かじドゥンドゥン

ファルコン・レイクのかじドゥンドゥンのレビュー・感想・評価

ファルコン・レイク(2022年製作の映画)
3.8
夏の長期休暇を家族とともに湖畔で過ごす少年バスチャン。当地では、幼馴染みである年上の少女クロエと遊んで暮らす。湖には幽霊が出るのだと、子ども染みたことを言う傍らで、年上の青年たちと夜遊び、飲酒、喫煙と、ませた一面も見せるクロエに、バスチャンは翻弄されつつも惹かれてゆく。

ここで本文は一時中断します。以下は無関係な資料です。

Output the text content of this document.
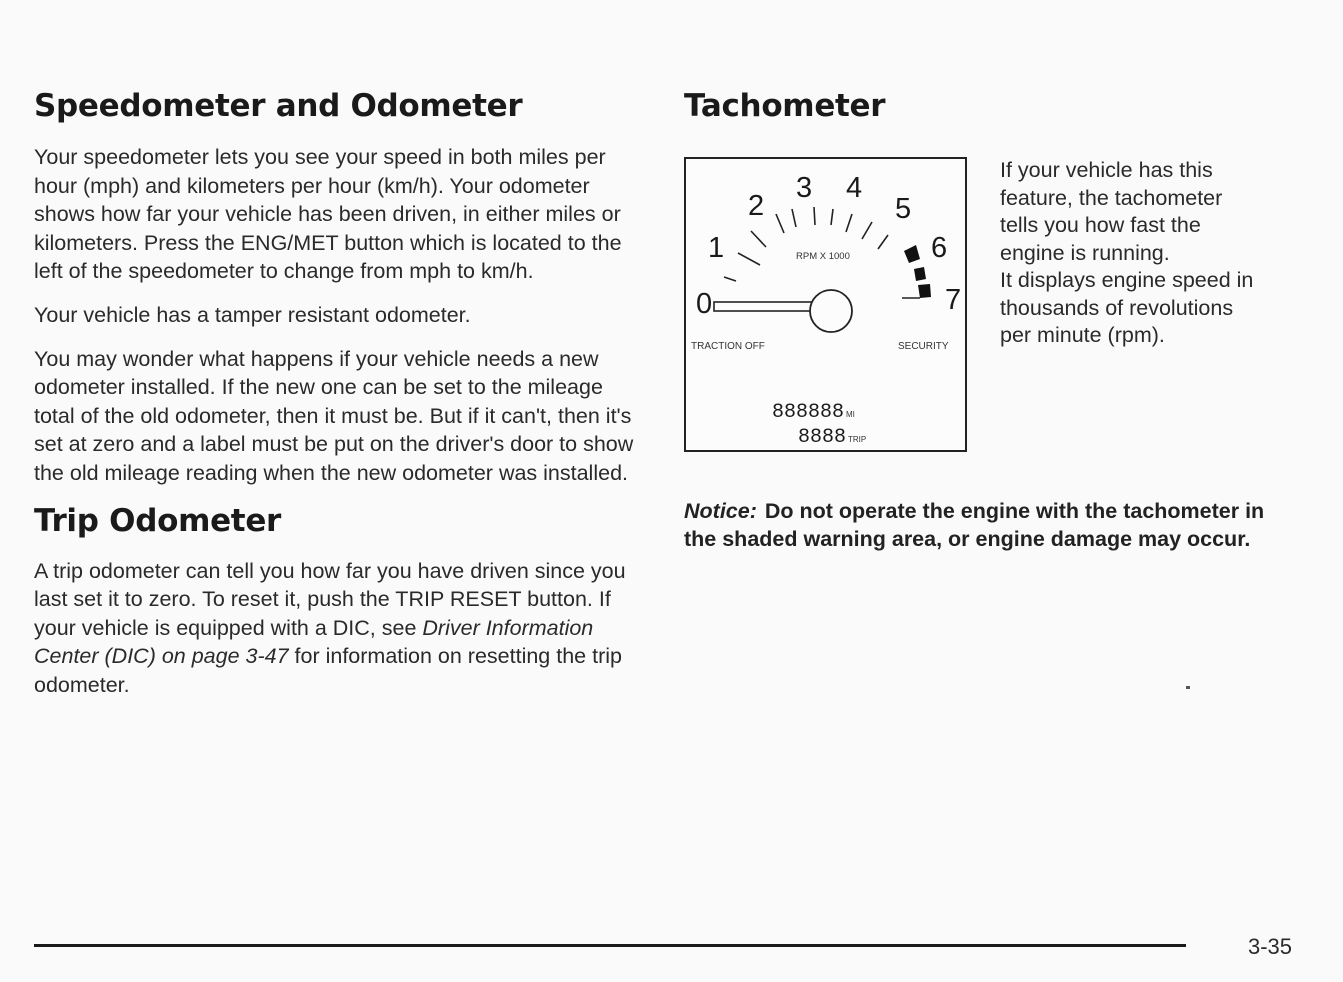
Speedometer and Odometer

Your speedometer lets you see your speed in both miles per hour (mph) and kilometers per hour (km/h). Your odometer shows how far your vehicle has been driven, in either miles or kilometers. Press the ENG/MET button which is located to the left of the speedometer to change from mph to km/h.

Your vehicle has a tamper resistant odometer.

You may wonder what happens if your vehicle needs a new odometer installed. If the new one can be set to the mileage total of the old odometer, then it must be. But if it can't, then it's set at zero and a label must be put on the driver's door to show the old mileage reading when the new odometer was installed.

Trip Odometer

A trip odometer can tell you how far you have driven since you last set it to zero. To reset it, push the TRIP RESET button. If your vehicle is equipped with a DIC, see Driver Information Center (DIC) on page 3-47 for information on resetting the trip odometer.

Tachometer
0
1
2
3 4
5
6
7
RPM X 1000
TRACTION OFF	SECURITY
888888 MI
8888 TRIP
If your vehicle has this
feature, the tachometer
tells you how fast the
engine is running.
It displays engine speed in
thousands of revolutions
per minute (rpm).
Notice: Do not operate the engine with the tachometer in the shaded warning area, or engine damage may occur.
3-35
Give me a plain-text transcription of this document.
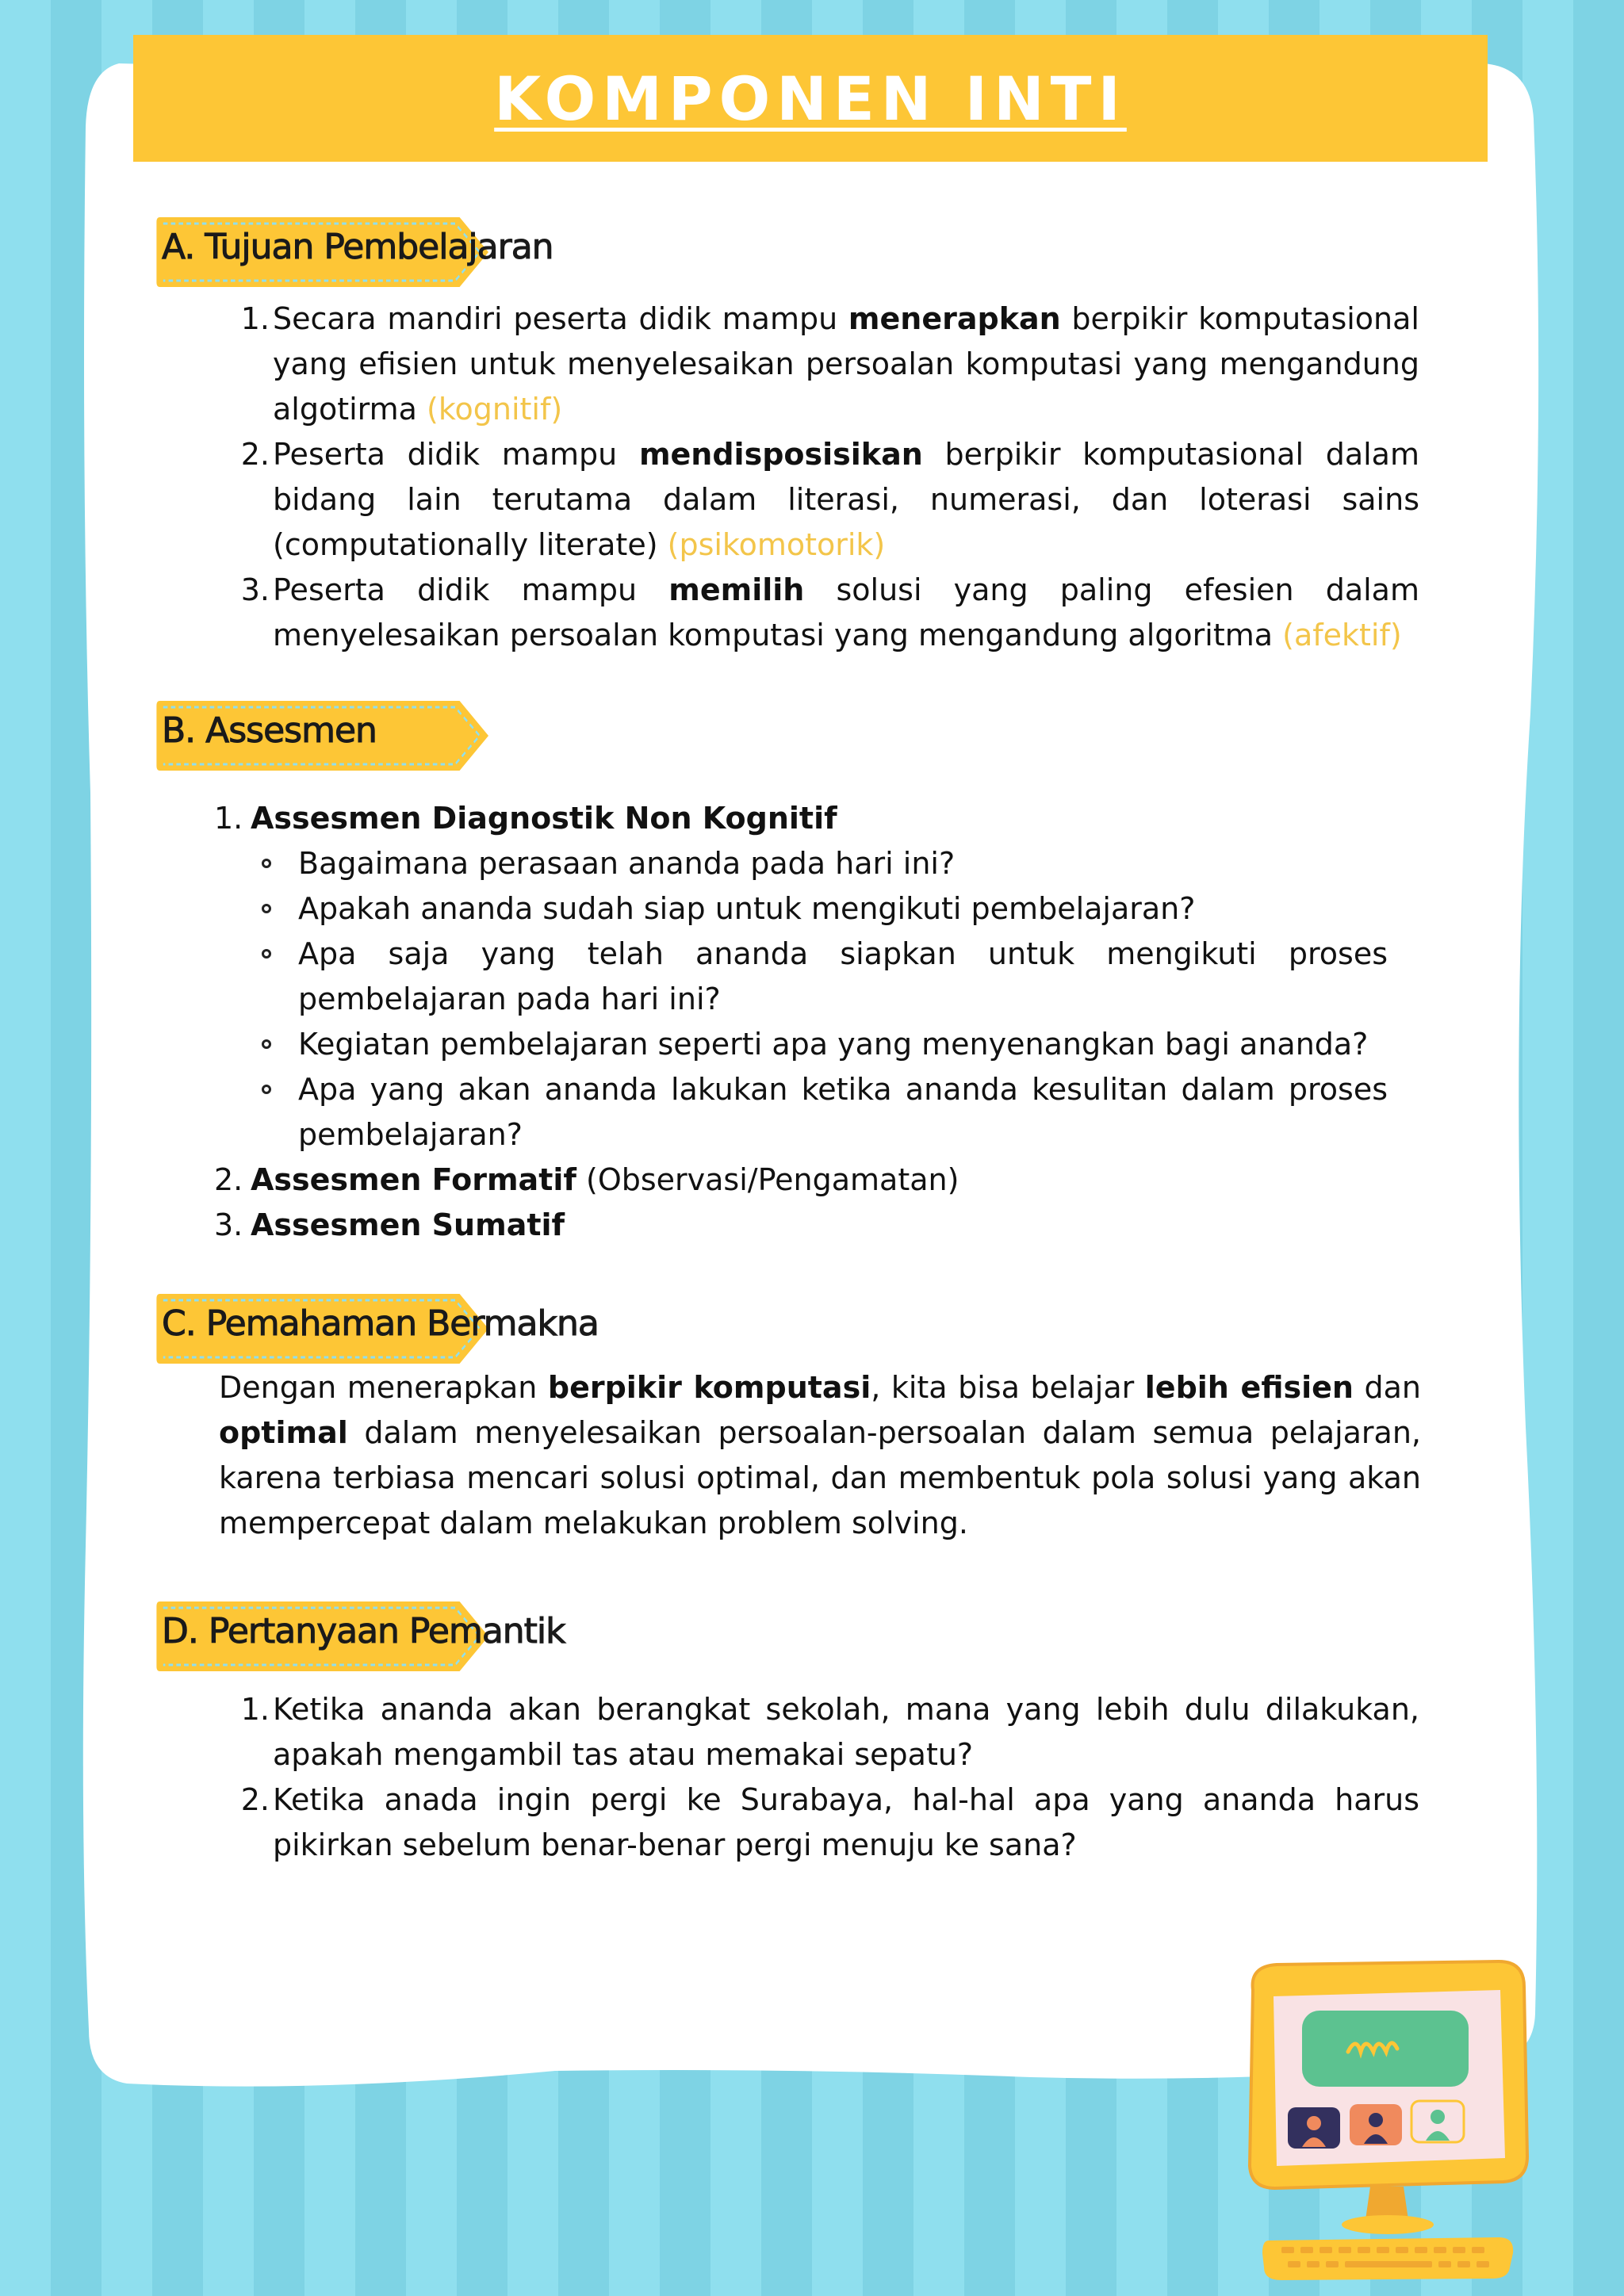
KOMPONEN INTI
A. Tujuan Pembelajaran
1. Secara mandiri peserta didik mampu menerapkan berpikir komputasional yang efisien untuk menyelesaikan persoalan komputasi yang mengandung algotirma (kognitif)
2. Peserta didik mampu mendisposisikan berpikir komputasional dalam bidang lain terutama dalam literasi, numerasi, dan loterasi sains (computationally literate) (psikomotorik)
3. Peserta didik mampu memilih solusi yang paling efesien dalam menyelesaikan persoalan komputasi yang mengandung algoritma (afektif)
B. Assesmen
1. Assesmen Diagnostik Non Kognitif
Bagaimana perasaan ananda pada hari ini?
Apakah ananda sudah siap untuk mengikuti pembelajaran?
Apa saja yang telah ananda siapkan untuk mengikuti proses pembelajaran pada hari ini?
Kegiatan pembelajaran seperti apa yang menyenangkan bagi ananda?
Apa yang akan ananda lakukan ketika ananda kesulitan dalam proses pembelajaran?
2. Assesmen Formatif (Observasi/Pengamatan)
3. Assesmen Sumatif
C. Pemahaman Bermakna
Dengan menerapkan berpikir komputasi, kita bisa belajar lebih efisien dan optimal dalam menyelesaikan persoalan-persoalan dalam semua pelajaran, karena terbiasa mencari solusi optimal, dan membentuk pola solusi yang akan mempercepat dalam melakukan problem solving.
D. Pertanyaan Pemantik
1. Ketika ananda akan berangkat sekolah, mana yang lebih dulu dilakukan, apakah mengambil tas atau memakai sepatu?
2. Ketika anada ingin pergi ke Surabaya, hal-hal apa yang ananda harus pikirkan sebelum benar-benar pergi menuju ke sana?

そして長い休暇を終え、バスチャンたちが帰宅する日の前夜。寝室を抜け出したクロエの後を追って、深夜の野外パーティーにやってきたバスチャンは、当地に越してきたばかりの青年オリヴァーとクロエとがいちゃついている場面を見せつけられる。先日、バスチャンはオリヴァーから、クロエと関係をもったのかと聞かれ、思わず嘘をついてうなずいてしまい、そのことがクロエにばれて、バスチャンとクロエとの関係が気まずくなった矢先の、つらい光景。

さらに、酒を補充するという名目で、オリヴァーとクロエが、対岸の家屋に消えて行った。他の仲間たちが、二人のいちゃつく場面を見てやろうと、一斉に湖に飛び込んで、泳ぎ出す。バスチャンは水が苦手だが、恐る恐る、湖に身を浸し、拙い泳ぎで対岸を目指す。見るべきではない場面をわざわざこの目で確かめるための、破滅に向けた必死の水泳。そして・・・。

結末が結構難しい。恋多き母を持つクロエは、年頃だけに自然と性的な魅力を放ちつつも、それに惹かれてアプローチしてくる青年たちに対しては潔癖で、処女を貫いている。奥手のバスチャンは、クロエからすれば幼稚でつまらないというよりも、むしろ下心抜きで接してくれる信頼できる相手。だからこそ彼には、母から引き継いだかもしれない汚らわしさを意識せず、純な気持ちで性的な接触も許せるという、入り組んだ気持ち。クロエのこの心性が、結末を読み解くカギだと思ったのだけれど。